Good questions!

First, with respect to the gasification process to produce syngas (a mixture of H2 and CO) , the challenges would be:

1) Energy intensity (such as steam generation, etc.) for the gasifier.

2) May need to separate sulfur and particulate matter (PM) from the syngas.

3) If the purpose is to produce H2 gas, then you will need a water-gas shift (WGS) reactor to convert CO using steam (in presence of a catalyst) to CO2 an H2. Then you need a separation technology to separate H2 from CO2 (and a disposal method the latter gas, viz., CO2).

Second, with respect to the anaerobic digestion, the challenges would be the process efficiency and separation and purification of the produced biogas (primarily CH4). Again, you will need to separate sulfur from the produced biogas. There are other needed improvements to the anaerobic digestion process.

Hope you find this note helpful.

I think, for this case, price of the fuel and cost-benefit are very challenging issues. Climatic conditions, Frequency of production and availability of resource are also very important.

It,s really a valuable question.
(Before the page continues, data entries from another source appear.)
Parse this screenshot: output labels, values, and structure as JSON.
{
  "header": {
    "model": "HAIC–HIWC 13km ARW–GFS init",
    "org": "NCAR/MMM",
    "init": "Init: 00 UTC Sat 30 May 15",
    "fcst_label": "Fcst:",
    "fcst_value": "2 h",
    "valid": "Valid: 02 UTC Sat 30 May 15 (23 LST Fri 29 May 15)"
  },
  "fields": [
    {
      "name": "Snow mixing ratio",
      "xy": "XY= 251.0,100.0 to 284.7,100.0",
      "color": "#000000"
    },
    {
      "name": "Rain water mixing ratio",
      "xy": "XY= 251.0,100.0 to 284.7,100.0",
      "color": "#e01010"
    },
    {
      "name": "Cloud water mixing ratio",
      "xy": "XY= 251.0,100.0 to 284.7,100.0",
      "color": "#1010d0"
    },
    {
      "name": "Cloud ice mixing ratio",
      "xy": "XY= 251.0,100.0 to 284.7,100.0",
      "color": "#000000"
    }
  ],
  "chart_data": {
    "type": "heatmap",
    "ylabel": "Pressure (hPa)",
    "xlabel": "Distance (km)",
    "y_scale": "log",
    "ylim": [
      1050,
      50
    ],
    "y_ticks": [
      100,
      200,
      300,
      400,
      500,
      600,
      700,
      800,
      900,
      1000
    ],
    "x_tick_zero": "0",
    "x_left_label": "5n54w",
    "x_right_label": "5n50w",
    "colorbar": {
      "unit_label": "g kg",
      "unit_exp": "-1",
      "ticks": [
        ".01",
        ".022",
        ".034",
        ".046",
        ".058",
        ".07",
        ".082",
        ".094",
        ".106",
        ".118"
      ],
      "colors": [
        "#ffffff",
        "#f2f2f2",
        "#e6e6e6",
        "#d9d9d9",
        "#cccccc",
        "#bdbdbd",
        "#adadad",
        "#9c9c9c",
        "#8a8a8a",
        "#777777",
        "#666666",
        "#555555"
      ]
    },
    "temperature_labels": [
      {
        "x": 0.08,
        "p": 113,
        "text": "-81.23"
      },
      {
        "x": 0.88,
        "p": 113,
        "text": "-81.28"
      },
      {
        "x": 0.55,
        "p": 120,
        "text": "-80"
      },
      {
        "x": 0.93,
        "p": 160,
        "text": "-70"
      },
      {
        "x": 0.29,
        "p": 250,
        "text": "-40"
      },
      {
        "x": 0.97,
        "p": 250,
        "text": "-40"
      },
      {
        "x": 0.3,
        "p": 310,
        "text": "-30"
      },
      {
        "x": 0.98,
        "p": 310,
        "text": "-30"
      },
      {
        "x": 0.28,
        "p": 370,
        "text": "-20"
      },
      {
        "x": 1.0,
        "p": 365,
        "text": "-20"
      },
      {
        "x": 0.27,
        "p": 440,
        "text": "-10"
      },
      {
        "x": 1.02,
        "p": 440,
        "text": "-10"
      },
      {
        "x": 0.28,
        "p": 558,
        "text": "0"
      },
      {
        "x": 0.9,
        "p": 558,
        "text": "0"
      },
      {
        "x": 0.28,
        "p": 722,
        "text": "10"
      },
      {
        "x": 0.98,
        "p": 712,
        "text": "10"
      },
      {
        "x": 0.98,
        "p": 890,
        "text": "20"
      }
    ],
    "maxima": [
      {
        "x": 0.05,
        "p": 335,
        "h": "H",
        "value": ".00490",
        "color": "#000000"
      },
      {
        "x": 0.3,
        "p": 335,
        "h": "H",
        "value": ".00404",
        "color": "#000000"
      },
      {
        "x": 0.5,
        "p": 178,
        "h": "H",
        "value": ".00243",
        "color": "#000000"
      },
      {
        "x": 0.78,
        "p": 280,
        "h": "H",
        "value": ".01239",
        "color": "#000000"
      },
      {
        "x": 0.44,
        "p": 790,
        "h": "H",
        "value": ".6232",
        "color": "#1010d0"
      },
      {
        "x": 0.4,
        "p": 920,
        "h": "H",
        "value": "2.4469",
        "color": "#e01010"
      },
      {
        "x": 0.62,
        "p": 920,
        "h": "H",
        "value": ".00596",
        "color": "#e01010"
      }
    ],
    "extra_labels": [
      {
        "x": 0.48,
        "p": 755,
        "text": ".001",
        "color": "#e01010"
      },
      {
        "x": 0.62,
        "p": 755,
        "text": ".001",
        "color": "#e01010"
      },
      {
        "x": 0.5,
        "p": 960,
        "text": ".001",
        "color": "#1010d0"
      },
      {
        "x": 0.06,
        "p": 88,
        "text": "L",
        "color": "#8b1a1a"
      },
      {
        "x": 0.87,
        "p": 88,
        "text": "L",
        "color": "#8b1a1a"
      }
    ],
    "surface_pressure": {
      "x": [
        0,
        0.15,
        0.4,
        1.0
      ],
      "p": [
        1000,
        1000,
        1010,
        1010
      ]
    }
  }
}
The main challenges are:

1-Technical expertise lacking & poor assistance

2- No performance evaluation (methane leaks, fertilizer quality?)

3- Substrate & water availability

4- Substrate quality and quantity

5- Lack of awareness of the importance of waste management

6- Lack of planning capacities

7- Cost for energy up-gradation and delivery too high

Thank you all for the interesting feedback and answers.

Dear Yehia F. Khalil , since you mentioned sulfur removal from biogas but there are a lot of industrial-scale plants for biogas purification (sulfur below 10 ppm is obtained), why do you think it is still an open challenge? How should this technology be improved in your opinion?

Dear Rachan Karmakar , I agree with you on the open problem of biomass seasonality: will it be efficiently tackled by co-digestion and logistic improvements, or do you think that some totally novel approaches should be investigated?

Dear Muhannad Malandi , I also think that points 2 and 7 (CH4 leaks and energy cost of CO2/CH4 separation) will be the main challenges at a global level: and after all, these are two aspects of the same problem, namely minimizing GHG emissions. On the other hand, you are right to highlight the points 1 and 5 which are the main barrier in developing countries: how can these problems be addressed in your opinion?

A challenge and an opportunity is to take advantage of the synergies between anaerobic digestion, gasification and Power-to-gas. Heat integration seems to be a first step especially if you need to heat the digester, dry the digestate and/or regenerate the scrubber liquid in case of amine based biogas upgrading. Separated CO2 from AD/upgrading and gasification/methanation as input for Power-to-gas. Use the microbial consortia in the digester to convert nitrogen free syngas from gasification to methane. Lower the specific investment cost in upgrading and downstream processes by combining AD, gasification and Power-to-gas.

Valerio Paolini Sir, I think more logical research should be there. The problem we can discussing about can only be done if novelty is there in the approach of the researchers. Completely new approaches are obviously required. Otherwise we cannot move further. But logistic improvements are also required. Many of the research works are there which are going on are very effective. They should be supported and carried on.

Research should not be done only towards the treatment of organic wastes or the optimal generation of biogas, the integration of both goals should be sought. The goal is to make anaerobic digestion a good strategy for the final disposal of organic wastes and, at the same time, making it competitive against conventional electric generation processes. Greetings.

A very good question @ Valerio Paolini. In my field, one of the final challenges is the development of biological based analyses capable to predict the performance of anaerobic digesters in order to take correct operational desisions. Specifically, the finding of biological markers (microorganisms, genes or metabolites) that can be used as early warning of system´s failure. Up to date, there are a lot of works dealing with this, but there is still a gap and bias in the technologies used to this porpose (mainly the sequencing technologies and bioinformatic tools).